The conclusions of the study, published in the Annual Review of Public Health, indicate that this new type of mobility could benefit public health if the cars are electric and the model used is based on ride-sharing.
Forecasts indicate that, in 2020, 5% of car sales will involve self-driving vehicles and that this figure could rise to 40% by 2030 (fully autonomous vehicles). ‘Autonomous technology’ refers to technology that can drive a vehicle without the need for any active physical control or monitoring by a human driver. Car autonomy is classified on a six-level scale starting at zero—a vehicle with no automation in which the driver performs all operating tasks and controls the driving environment—and going up to level five— a fully autonomous, completely automated vehicle.
David Rojas, first author of the paper and a researcher at ISGlobal and Colorado State University, explains the current situation: ‘At the international level, we are still seeing very little research or planning by the authorities in anticipation of the advent of these new transport technologies, despite the fact that autonomous vehicles have the potential to significantly modify our cities and the way we travel. And this innovative autonomous technology will also have an impact on public health.’
The authors of the study synthesised data from published research to identify the possible direct and indirect health impacts of autonomous vehicles on the population. The study also includes a series of recommendations aimed at policy makers, health professionals and researchers in the field.
‘The advent of autonomous vehicles may result in either health benefits or risks depending on a number of factors, such as how the technology is implemented, what fuel and engines are used, how self-driving cars are used and how they are integrated with other modes of transport,’ asserts Rojas.
The use of autonomous vehicles is likely to reduce the number of road accidents. One of the studies discussed in this paper estimated that if 90% of the cars in the United States were to become fully autonomous, an estimated 25,000 lives could be saved every year, with economic savings estimated at over $200 billion a year.
As well as providing benefits in terms of road safety, autonomous vehicles would also offer major opportunities for public health if the vehicles are electric and are used in a ride-sharing format and integrated into a model that also prioritises public transport, cycling and walking. Such a model would promote physical activity, reduce air and noise pollution, and provide more public space for a healthy urban design.
However, self-driving vehicles could have a negative impact on public health if the future model is based on fossil fuel engines and individual ownership, leading to an increase in motorised traffic, greater sedentarism and worse air quality.
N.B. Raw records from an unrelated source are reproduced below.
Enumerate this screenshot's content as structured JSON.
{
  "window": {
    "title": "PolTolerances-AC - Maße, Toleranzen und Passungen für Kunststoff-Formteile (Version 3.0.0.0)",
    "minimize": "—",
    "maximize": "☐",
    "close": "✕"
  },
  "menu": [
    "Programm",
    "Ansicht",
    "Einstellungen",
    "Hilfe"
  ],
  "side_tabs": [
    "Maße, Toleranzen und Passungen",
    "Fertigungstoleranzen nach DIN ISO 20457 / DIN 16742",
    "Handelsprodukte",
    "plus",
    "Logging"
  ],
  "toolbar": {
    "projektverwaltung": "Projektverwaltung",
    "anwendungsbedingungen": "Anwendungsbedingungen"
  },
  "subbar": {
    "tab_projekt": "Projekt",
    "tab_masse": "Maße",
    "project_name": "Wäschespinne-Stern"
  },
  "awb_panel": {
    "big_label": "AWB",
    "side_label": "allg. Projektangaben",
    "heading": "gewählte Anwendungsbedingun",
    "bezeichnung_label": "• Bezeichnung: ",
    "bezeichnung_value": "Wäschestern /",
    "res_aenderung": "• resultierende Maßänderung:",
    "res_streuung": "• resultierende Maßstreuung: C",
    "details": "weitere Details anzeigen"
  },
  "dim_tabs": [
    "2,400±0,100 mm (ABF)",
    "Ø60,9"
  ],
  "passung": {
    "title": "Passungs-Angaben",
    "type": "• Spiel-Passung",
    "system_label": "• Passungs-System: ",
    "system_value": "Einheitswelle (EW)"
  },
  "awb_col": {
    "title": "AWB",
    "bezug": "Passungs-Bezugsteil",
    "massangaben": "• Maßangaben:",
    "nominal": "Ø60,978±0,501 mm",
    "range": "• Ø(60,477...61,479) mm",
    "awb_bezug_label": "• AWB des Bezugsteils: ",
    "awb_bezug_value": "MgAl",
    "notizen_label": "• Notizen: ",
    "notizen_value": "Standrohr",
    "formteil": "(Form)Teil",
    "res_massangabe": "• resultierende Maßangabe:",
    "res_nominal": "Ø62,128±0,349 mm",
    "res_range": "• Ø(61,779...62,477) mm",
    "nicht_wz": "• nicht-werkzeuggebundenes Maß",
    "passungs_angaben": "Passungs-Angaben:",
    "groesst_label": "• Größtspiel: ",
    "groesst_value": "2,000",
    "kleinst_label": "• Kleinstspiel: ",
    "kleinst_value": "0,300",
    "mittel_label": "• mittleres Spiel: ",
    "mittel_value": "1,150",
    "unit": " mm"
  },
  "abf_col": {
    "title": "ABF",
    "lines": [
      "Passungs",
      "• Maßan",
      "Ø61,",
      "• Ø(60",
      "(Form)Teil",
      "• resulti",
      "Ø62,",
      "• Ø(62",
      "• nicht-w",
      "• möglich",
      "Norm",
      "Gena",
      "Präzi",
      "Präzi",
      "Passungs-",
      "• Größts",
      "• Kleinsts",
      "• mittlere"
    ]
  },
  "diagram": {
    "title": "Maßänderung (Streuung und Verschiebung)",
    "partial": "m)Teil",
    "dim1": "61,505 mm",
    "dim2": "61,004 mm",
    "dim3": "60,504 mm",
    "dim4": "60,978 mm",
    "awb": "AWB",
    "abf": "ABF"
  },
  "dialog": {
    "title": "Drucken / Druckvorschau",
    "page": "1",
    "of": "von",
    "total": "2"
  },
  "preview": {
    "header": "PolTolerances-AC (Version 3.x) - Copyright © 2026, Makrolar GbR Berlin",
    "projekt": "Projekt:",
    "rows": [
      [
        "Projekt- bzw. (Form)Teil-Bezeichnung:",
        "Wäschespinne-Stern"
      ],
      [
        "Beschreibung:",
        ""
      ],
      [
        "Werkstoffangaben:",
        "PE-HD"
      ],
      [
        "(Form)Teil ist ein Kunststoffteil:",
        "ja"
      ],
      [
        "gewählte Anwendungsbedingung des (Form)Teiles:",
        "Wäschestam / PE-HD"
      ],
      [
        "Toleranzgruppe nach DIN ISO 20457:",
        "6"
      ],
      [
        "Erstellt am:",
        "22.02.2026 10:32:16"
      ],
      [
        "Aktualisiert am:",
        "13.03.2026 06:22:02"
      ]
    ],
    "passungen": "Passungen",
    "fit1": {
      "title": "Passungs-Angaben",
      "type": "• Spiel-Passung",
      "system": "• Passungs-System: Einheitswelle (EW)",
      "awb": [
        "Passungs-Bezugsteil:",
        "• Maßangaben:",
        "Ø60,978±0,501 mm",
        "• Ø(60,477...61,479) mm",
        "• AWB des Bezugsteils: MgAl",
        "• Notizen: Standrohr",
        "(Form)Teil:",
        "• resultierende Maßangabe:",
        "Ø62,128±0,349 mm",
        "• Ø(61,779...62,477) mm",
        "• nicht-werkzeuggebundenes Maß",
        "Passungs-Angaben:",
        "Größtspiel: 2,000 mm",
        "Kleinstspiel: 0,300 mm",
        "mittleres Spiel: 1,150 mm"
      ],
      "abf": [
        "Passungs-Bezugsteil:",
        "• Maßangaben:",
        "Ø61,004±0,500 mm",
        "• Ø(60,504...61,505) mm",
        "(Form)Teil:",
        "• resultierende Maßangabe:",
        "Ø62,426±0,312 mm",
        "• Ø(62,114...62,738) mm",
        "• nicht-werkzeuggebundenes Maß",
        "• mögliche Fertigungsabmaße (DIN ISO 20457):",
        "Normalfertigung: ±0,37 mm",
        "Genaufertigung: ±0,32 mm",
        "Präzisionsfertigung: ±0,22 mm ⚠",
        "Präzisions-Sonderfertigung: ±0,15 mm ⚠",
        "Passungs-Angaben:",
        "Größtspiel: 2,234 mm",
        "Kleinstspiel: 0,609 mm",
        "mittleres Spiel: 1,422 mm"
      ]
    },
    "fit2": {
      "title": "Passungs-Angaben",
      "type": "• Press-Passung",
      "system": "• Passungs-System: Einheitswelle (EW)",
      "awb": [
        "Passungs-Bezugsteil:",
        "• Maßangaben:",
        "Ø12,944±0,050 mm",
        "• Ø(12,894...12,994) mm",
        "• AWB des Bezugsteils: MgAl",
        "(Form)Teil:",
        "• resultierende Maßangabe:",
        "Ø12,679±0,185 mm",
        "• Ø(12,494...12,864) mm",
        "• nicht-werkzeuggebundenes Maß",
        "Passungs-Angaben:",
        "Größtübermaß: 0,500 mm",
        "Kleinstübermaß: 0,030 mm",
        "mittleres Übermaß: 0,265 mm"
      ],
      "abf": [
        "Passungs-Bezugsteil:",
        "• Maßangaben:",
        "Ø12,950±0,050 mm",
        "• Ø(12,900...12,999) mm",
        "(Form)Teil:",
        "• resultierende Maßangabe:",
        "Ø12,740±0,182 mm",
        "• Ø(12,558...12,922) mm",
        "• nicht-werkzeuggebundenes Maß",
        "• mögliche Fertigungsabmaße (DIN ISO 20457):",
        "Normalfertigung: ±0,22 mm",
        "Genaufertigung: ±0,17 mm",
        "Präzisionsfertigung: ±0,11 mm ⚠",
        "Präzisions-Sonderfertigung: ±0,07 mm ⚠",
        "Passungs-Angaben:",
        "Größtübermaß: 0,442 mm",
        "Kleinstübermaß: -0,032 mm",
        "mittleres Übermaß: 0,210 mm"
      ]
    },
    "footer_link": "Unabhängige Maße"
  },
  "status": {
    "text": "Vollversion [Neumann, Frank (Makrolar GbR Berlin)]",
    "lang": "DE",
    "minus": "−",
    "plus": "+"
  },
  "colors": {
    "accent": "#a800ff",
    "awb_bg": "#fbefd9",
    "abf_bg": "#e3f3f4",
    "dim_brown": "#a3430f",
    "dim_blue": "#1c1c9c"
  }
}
Author Mark J. Nieuwenhuijsen, researcher and Director of ISGlobal’s Urban Planning, Environment and Health Initiative , concludes: ‘We need to start planning the implementation of autonomous technology as soon as possible so as to minimise the risks and maximise the health benefits. This technology should be used to support public and active transport, prioritising the most disadvantaged communities and contributing to a shift in urban planning and transport models that will lead to a healthier urban environment.’